Background  Recently, a number of non-HLA (human leucocyte antigen) psoriasis genetic susceptibility loci have been identified through genome-wide association studies, but data on their association with psoriatic arthritis (PsA) are lacking.

Objectives  To investigate recently identified psoriasis susceptibility loci in a cohort of Chinese patients with PsA, psoriasis vulgaris (PsV) and healthy controls.

Methods  Twenty single-nucleotide polymorphisms (SNPs) from 20 loci were selected for genotyping in 379 patients with PsA, 595 patients with PsV and 1181 healthy controls using the MassARRAY platform (Sequenom, San Diego, CA, U.S.A.). Data handling, quality control and association were performed using PLINK software, v. 1.07. The Cochran–Armitage trend test was used to test the genotype–phenotype association.

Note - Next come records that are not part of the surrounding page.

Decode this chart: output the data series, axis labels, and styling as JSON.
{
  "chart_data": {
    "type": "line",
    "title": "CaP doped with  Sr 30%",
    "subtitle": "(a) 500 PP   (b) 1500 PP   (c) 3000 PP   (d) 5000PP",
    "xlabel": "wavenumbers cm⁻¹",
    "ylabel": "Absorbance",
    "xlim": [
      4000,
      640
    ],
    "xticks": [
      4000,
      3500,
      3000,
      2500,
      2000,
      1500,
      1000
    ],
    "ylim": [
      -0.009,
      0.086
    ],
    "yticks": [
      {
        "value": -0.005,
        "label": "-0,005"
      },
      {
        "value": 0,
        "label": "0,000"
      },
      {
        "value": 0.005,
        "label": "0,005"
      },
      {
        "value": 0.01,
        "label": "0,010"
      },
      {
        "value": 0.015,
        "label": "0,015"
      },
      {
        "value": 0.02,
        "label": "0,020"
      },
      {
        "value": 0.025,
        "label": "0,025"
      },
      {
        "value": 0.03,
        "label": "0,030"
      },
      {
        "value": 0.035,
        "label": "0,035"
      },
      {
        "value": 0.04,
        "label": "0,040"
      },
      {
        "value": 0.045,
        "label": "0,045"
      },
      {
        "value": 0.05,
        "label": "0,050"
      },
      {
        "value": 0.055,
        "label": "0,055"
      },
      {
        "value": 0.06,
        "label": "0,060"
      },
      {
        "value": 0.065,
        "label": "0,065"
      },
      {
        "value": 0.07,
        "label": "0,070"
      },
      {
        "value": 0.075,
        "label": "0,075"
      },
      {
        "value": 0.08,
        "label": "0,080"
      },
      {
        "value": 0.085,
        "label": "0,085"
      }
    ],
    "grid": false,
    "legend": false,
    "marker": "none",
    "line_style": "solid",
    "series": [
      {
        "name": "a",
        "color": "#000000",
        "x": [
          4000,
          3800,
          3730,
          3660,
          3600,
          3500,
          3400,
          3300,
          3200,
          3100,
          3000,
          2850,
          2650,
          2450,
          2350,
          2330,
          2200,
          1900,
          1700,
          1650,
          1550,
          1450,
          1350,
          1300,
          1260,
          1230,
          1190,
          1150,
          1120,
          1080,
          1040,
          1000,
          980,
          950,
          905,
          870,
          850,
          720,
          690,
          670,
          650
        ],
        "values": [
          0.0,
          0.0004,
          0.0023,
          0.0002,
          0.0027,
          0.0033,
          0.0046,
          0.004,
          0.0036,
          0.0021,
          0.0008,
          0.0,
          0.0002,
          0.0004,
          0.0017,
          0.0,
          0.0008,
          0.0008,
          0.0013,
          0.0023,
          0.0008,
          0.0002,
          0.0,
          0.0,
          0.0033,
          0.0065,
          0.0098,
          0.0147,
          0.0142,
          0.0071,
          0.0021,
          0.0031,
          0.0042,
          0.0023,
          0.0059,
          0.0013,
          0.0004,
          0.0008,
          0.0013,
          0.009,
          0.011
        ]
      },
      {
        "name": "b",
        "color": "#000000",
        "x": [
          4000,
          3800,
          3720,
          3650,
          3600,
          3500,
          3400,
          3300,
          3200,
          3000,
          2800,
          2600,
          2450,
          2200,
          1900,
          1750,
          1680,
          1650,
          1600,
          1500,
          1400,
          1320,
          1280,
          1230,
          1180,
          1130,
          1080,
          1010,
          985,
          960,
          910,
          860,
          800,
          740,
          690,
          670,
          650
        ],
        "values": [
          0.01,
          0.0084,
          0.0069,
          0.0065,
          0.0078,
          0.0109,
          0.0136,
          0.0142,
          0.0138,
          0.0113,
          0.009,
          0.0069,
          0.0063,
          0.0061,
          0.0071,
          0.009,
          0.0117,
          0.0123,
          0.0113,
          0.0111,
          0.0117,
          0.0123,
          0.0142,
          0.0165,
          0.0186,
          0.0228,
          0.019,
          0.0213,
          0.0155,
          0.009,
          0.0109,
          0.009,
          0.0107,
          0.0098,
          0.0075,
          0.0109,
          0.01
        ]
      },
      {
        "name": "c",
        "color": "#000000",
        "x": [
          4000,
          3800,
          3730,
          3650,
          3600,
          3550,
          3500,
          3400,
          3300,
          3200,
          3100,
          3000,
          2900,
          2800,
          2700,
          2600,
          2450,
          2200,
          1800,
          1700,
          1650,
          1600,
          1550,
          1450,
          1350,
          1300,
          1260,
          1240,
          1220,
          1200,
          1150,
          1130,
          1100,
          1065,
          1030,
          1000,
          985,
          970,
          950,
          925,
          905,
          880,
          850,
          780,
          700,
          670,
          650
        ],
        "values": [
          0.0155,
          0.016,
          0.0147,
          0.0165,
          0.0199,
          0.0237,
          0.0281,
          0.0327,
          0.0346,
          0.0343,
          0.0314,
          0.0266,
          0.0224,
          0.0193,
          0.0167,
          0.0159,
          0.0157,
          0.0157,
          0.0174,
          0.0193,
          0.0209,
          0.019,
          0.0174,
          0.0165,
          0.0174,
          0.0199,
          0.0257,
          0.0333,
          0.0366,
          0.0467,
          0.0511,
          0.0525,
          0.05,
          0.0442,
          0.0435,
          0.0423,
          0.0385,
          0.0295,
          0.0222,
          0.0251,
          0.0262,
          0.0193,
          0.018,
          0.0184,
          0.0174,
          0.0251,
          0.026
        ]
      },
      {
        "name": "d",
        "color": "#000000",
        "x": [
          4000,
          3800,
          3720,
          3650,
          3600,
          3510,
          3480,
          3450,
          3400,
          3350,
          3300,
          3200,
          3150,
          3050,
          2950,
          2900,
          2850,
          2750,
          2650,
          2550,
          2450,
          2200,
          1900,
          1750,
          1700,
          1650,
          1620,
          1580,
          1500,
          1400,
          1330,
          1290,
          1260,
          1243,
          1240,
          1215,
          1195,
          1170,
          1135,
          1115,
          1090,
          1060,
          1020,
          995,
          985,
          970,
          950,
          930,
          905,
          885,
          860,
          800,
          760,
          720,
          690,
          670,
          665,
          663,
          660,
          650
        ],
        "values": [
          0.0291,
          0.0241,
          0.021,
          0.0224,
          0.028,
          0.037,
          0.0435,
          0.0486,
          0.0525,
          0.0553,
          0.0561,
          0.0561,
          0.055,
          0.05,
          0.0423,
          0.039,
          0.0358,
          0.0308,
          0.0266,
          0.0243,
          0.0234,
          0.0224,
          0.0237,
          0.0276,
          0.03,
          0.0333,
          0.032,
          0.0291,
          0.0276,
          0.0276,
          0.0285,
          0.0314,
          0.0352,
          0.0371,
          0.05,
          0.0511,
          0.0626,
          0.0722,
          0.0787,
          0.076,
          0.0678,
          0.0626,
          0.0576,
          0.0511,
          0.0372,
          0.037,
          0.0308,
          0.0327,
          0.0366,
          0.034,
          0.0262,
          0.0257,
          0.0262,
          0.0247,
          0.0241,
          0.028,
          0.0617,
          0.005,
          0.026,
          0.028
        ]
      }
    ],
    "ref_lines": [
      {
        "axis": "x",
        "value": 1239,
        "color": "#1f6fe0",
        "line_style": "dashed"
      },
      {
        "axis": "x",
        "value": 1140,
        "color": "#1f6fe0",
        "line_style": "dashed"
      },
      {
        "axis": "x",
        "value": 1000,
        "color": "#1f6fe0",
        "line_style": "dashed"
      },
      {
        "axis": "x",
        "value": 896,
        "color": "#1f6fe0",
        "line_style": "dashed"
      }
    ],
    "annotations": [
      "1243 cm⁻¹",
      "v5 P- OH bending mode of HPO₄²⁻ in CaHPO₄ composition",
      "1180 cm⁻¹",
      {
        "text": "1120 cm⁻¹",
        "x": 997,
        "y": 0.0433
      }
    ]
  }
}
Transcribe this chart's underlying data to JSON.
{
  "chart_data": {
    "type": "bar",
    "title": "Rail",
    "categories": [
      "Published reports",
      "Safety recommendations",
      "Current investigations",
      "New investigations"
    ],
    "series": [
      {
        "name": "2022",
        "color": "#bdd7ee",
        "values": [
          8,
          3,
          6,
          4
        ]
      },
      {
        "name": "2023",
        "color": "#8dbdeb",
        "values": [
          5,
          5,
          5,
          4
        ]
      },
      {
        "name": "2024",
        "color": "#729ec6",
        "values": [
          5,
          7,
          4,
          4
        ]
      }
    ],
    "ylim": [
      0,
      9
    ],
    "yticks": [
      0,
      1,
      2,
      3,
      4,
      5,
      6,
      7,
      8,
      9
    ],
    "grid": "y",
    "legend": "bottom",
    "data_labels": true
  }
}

Results  PsA showed a significant association with markers at TNIP1 (rs17728338, P = 2·20 × 10−8), IL28RA (rs4649203, P = 5·04 × 10−6), IL12B (rs2082412, P = 3·82 × 10−5), ERAP1 (rs27524, P = 1·25 × 10−3), PTTG1 (rs2431697, P = 1·22 × 10−3) and GJB2 (rs3751385, P = 1·48 × 10−3) when compared with the control group. In PsV a significant association was found for IL28RA (rs4649203, P = 9·53 × 10−7), TNIP1 (rs17728338, P = 1·21 × 10−4) and ERAP1 (rs27524, P = 1·17 × 10−3). The allele frequencies were not statistically different between PsA and PsV except for SNPs at IL12B and ZNF816A with a nominal P-value of 0·04 and 0·01, respectively.

Conclusions  This study provides evidence for the involvement of ERAP1, IL28RA, GJB2 and PTTG1 loci in PsA susceptibility and confirmed the previously reported association with PsA and PsV. These results support the hypothesis that genetic aetiology of psoriasis is the same in both PsA and PsV and also support the higher genetic component of PsA than PsV.